Le créancier qui n’a pu profiter de la prestation à laquelle il avait droit ne peut obtenir l’anéantissement d’un contrat en invoquant la force majeure
1re Civ., 25 novembre 2020, pourvoi n°19-21.060
Il n’est pas rare qu’un événement imprévu empêche une partie à un contrat de profiter de la prestation à laquelle elle avait droit.

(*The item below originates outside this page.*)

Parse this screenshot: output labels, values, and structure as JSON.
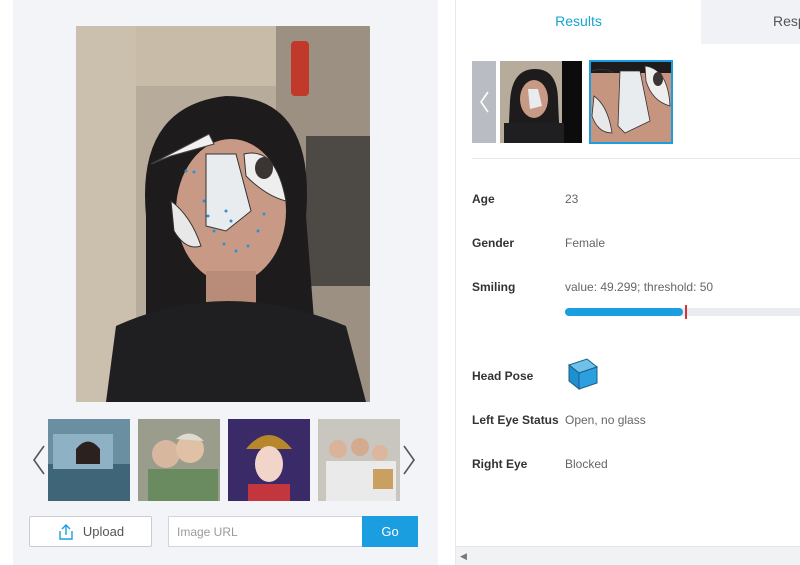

Tel est le cas d’une personne qui a réservé et payé un spectacle ou un séjour et ne peut en profiter du fait d’un problème de transport ou d’une maladie.

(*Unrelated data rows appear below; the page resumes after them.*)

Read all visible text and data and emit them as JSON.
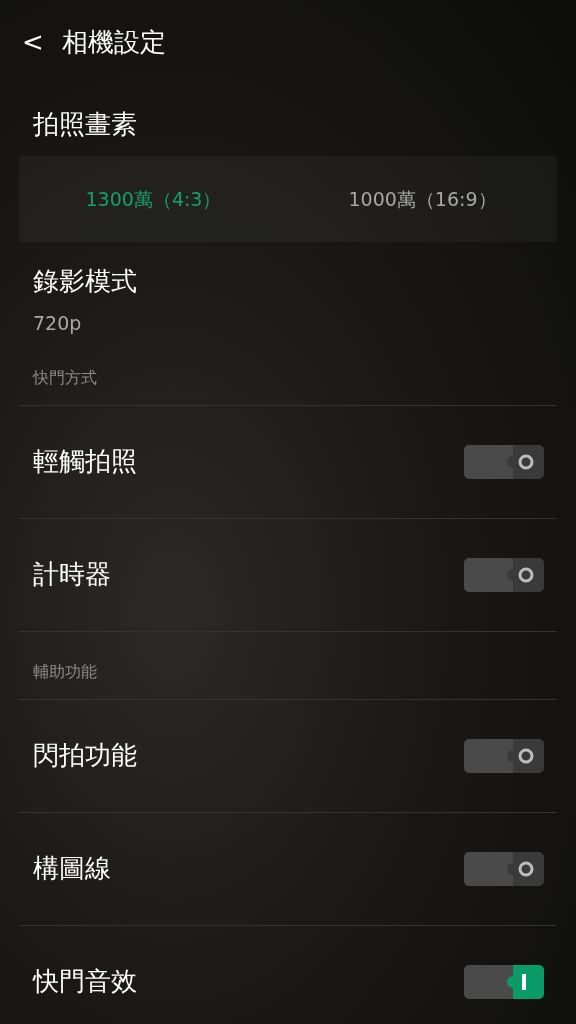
{
  "header": {
    "back": "<",
    "title": "相機設定"
  },
  "photo_resolution": {
    "label": "拍照畫素",
    "options": [
      {
        "label": "1300萬（4:3）",
        "selected": true
      },
      {
        "label": "1000萬（16:9）",
        "selected": false
      }
    ]
  },
  "video_mode": {
    "label": "錄影模式",
    "value": "720p"
  },
  "sections": [
    {
      "title": "快門方式",
      "items": [
        {
          "label": "輕觸拍照",
          "on": false
        },
        {
          "label": "計時器",
          "on": false
        }
      ]
    },
    {
      "title": "輔助功能",
      "items": [
        {
          "label": "閃拍功能",
          "on": false
        },
        {
          "label": "構圖線",
          "on": false
        },
        {
          "label": "快門音效",
          "on": true
        }
      ]
    }
  ]
}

La Cour de cassation a, en premier lieu, réservé le bénéfice de la force majeure au seul contractant empêché d’exécuter son obligation, même si un arrêt isolé (1re Civ., 10 février 1998, pourvoi n° 96- 13.316, Bull. 1998, I, n° 53) rendu en matière d'enseignement privé à distance avait admis que le contrat soit résilié par l'élève ou son représentant légal si, par suite d'une force majeure, il était empêché de suivre l'enseignement correspondant et si cette exception a été reprise à l'article L. 444-8 du code de l'éducation.
L’ordonnance n° 2016-131 du 10 février 2016 a, ensuite, défini la force majeure à l’article 1218 du code civil, selon lequel il y a force majeure en matière contractuelle lorsqu'un événement échappant au contrôle du débiteur, qui ne pouvait être raisonnablement prévu lors de la conclusion du contrat et dont les effets ne peuvent être évités par des mesures appropriées, empêche l'exécution de son obligation par le débiteur. Ce texte ne donne donc pas au créancier, simplement empêché de profiter de la prestation, la possibilité d’invoquer la force majeure pour obtenir l’anéantissement du contrat.
La Cour de cassation, faisant application pour la première fois de l’article 1218 du code civil dans une affaire dans laquelle deux personnes avaient souscrit et payé un hébergement auprès d’un établissement de cure thermale mais avaient dû interrompre leur séjour de manière anticipée en raison de l’hospitalisation de l’une d’entre elles, retient donc qu’elles ne pouvaient invoquer la force majeure pour obtenir le remboursement des jours d’hébergement dont elles n’avaient pu profiter et casse donc le jugement ayant prononcé la résiliation du contrat.
Reste au créancier la possibilité de souscrire une assurance-annulation pour se prémunir contre ce risque.